Once upon a time I characterized a 6AL5, and fit this model to it:

In code:
.SUBCKT 6AL5 1 2
B2 1 IDEAL V=((ABS(I(B2)) / 3.2m)^0.775) * (SGN(I(B2)) + 1) / 2
D1 IDEAL 3 6AL5_EXP
R2 IDEAL 2 12.7G
V2 3 2 -0.867
.ENDS
.MODEL 6AL5_EXP D (IS=66e-12 XTI=3.15 N=3.15 RS=0)
Note that a SPICE diode is used to express the exponential tail, which is apparent at low currents. (The N=3.15 implies either significant non-ideality (analogous to the semiconductor case), or a cathode temperature several times room temp, which seems reasonable enough -- room temp is ~300 K while the oxide-coated cathode is ~900 K.)

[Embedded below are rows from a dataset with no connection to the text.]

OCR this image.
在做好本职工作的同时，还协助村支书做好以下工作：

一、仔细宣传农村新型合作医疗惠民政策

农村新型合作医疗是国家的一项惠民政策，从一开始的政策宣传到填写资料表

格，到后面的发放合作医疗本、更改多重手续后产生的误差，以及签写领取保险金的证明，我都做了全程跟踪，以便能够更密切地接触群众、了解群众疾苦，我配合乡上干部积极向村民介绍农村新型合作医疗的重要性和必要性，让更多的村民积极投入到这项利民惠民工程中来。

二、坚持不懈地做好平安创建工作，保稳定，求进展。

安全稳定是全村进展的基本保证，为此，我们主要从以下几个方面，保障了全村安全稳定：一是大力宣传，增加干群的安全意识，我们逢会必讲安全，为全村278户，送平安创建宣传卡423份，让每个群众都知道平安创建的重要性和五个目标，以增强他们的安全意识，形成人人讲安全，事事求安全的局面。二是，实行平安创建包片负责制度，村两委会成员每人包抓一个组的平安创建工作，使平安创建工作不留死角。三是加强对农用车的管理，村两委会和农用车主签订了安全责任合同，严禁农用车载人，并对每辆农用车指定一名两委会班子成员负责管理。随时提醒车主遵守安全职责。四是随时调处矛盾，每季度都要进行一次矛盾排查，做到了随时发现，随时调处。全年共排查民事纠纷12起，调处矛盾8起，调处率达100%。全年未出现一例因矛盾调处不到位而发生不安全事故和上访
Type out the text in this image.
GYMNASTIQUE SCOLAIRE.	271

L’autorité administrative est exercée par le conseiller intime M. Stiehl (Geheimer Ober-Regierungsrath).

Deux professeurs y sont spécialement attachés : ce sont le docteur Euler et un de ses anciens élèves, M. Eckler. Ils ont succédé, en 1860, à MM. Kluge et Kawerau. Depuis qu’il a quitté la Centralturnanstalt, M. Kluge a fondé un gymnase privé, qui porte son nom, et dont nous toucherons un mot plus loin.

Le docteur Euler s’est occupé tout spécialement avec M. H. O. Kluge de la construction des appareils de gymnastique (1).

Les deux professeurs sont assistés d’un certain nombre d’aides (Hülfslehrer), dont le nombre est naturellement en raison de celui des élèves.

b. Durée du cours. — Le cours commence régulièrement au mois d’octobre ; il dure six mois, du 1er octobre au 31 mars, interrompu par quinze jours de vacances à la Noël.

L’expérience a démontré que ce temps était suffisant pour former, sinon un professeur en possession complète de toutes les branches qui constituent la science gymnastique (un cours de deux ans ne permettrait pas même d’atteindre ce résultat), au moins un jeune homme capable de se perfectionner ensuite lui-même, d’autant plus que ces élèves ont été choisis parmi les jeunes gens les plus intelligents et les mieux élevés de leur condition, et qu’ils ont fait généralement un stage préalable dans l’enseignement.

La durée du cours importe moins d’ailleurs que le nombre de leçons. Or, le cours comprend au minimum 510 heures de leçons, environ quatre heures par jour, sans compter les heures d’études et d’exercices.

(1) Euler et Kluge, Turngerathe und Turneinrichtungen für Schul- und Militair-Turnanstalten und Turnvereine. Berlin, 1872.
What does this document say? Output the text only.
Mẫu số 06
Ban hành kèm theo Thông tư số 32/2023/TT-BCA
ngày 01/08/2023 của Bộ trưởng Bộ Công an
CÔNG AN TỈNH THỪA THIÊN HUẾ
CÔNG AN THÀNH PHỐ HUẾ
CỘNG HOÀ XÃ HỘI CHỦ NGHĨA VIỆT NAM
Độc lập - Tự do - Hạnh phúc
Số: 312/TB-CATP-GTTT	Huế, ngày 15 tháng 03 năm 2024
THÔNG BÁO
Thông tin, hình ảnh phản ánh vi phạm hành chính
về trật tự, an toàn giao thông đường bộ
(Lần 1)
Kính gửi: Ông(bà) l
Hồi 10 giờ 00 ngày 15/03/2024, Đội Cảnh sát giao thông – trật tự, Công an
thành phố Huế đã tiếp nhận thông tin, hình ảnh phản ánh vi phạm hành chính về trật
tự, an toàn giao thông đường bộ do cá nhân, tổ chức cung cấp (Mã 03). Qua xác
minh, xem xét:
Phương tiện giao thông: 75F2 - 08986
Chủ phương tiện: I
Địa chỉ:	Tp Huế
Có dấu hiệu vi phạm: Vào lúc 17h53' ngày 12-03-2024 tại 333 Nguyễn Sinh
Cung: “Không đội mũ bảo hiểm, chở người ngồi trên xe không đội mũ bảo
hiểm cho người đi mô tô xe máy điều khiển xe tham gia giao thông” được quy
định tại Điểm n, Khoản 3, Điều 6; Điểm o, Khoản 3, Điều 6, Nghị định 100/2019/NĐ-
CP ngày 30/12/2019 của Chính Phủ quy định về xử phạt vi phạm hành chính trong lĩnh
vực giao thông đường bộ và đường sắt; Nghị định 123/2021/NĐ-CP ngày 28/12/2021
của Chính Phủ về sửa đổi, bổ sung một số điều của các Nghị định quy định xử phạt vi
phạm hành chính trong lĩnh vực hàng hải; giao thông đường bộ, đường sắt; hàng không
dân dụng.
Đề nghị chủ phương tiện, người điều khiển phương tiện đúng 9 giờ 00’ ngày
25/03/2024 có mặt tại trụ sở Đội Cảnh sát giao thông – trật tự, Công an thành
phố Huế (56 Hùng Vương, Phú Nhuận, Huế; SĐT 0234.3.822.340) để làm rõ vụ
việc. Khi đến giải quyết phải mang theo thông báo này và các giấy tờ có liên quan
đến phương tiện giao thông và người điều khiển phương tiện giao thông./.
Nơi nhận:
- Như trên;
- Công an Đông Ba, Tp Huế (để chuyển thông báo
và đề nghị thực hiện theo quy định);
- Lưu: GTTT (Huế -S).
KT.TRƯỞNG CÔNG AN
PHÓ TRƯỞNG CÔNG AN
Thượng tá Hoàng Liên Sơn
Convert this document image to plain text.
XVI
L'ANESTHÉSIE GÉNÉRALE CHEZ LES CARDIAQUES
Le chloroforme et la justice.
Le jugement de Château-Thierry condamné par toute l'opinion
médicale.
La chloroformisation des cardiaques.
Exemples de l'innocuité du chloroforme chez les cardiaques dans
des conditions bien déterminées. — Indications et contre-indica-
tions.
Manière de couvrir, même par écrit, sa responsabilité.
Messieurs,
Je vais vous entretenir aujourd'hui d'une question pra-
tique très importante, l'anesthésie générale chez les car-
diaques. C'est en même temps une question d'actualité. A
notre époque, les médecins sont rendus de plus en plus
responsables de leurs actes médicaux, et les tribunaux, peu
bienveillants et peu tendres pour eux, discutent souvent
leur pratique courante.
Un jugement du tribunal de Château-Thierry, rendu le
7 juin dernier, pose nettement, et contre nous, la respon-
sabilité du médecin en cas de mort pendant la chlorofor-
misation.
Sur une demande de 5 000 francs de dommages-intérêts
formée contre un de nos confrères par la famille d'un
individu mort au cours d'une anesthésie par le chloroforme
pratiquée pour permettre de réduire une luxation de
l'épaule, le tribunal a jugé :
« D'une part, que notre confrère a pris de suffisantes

Note also the negative source: there is, in fact, current flow at zero voltage, and a small amount of power available (nanowatts) from a heated diode. It's a thermionic generator, of bafflingly low efficiency, but it is indeed thermodynamically realistic.
At higher currents (~uA?), the Child-Langmuir law takes over; here, not quite the ideal 3/2 power (or its reciprocal rather, for voltage in terms of current), but a little off, presumably due to material and geometry factors.
Since the exponential region is so small, I doubt that much use could be made of this, but perhaps a couple decades would be enough for some purposes.
More practical would be the same detailed analysis on the transfer function (of a triode or pentode, etc.), but which will I think quickly be dominated by leakage currents in most types. A more reliable solution probably involves a carefully contrived transfer function (see the other answer's use of a remote-cutoff pentode*), quirks of the screen-plate transfer function in a tetrode or pentode, or a multi-parameter curve fit (i.e., a dozen trimpots that all interact..).
*Carefully contrived, in the sense that, remote-cutoff types were contrived by way of varying the spacing of the grid wires; their characteristic isn't a direct result of intrinsic device properties (physics or geometry), in contrast to the diode's exponential tail which is.